В коридоре послышались тяжелые шаги. Я опустил руки вниз, а мама сильнее обняла меня и уткнулась лбом в мою грудь.

– Екатерина, – тихо, но решительно сказал отец, входя в комнату.

– Нет, Ваня, нет! Я его не отпущу! – расплакалась мать.

– Мам, там Серафимка плачет. – Испепеляя взглядом отца, я гладил ее по спине. – Пойди посмотри.

Папа казался спокойным и непроницаемым.

– Скажи! Скажи ему, ну! Он ведь сейчас уйдет! – Замотала головой мать, еще крепче цепляясь за меня.

– Это его решение, Екатерина. – Пригладив бороду, вздохнул отец Иоанн. – Он хочет стать мужчиной, мы должны позволить ему сделать это.

Его руки нервно разглаживали невидимые складки.
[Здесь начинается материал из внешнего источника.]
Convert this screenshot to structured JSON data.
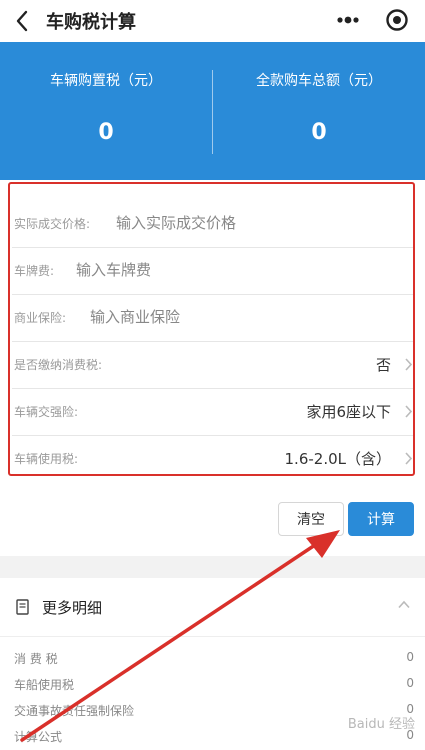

– Ладно, мне пора. – Я поцеловал мать в лоб и аккуратно высвободился. Подошел к кровати, застегнул замки на сумках, взвалил одну на плечо, другую взял в руку.

– Куда ты пойдешь? – жалобно пискнула мать, утирая слезы краем платка.

– Устроюсь в общежитии, – наврал я.

Перспективы ночевки на улице вызвали у меня желудочные спазмы.

– Сыночек! – Мать добела прикусила губу, но не посмела подойти ближе.

Отец не держал ее, но я знал, как сильна была его власть над ней. Матушка робко поглядывала на отца Иоанна и боялась сделать хоть шаг в мою сторону.

– Если ты все решил… – вздохнул отец, отходя и пропуская меня.

Я протиснулся в дверной проем, решительным шагом протопал в прихожую и обернулся. Слова застряли в горле плотным сухим комком. Я открыл рот, но… так и не произнес ничего. Просто улыбнулся матери, стоящей за спиной отца и лихорадочно комкающей пальцами ткань длинной юбки.

– Да благословит тебя Господь… – прошептала она и перекрестила меня.

Отец же только в очередной раз вздохнул.

– Ага! – Кивнул я и шагнул за порог – в неизвестность.

Я знал, что мать сейчас бросится к сестренке и будет рыдать. А потом она будет истово молиться обо мне.

А отец… Он ни за что не подаст вида, но, готов биться об заклад, будет делать то же самое, только втайне ото всех. Он считает, что я – его крест. И это даже хорошо, ведь каждому верующему непременно посылают испытания, которые проверяют на прочность его веру.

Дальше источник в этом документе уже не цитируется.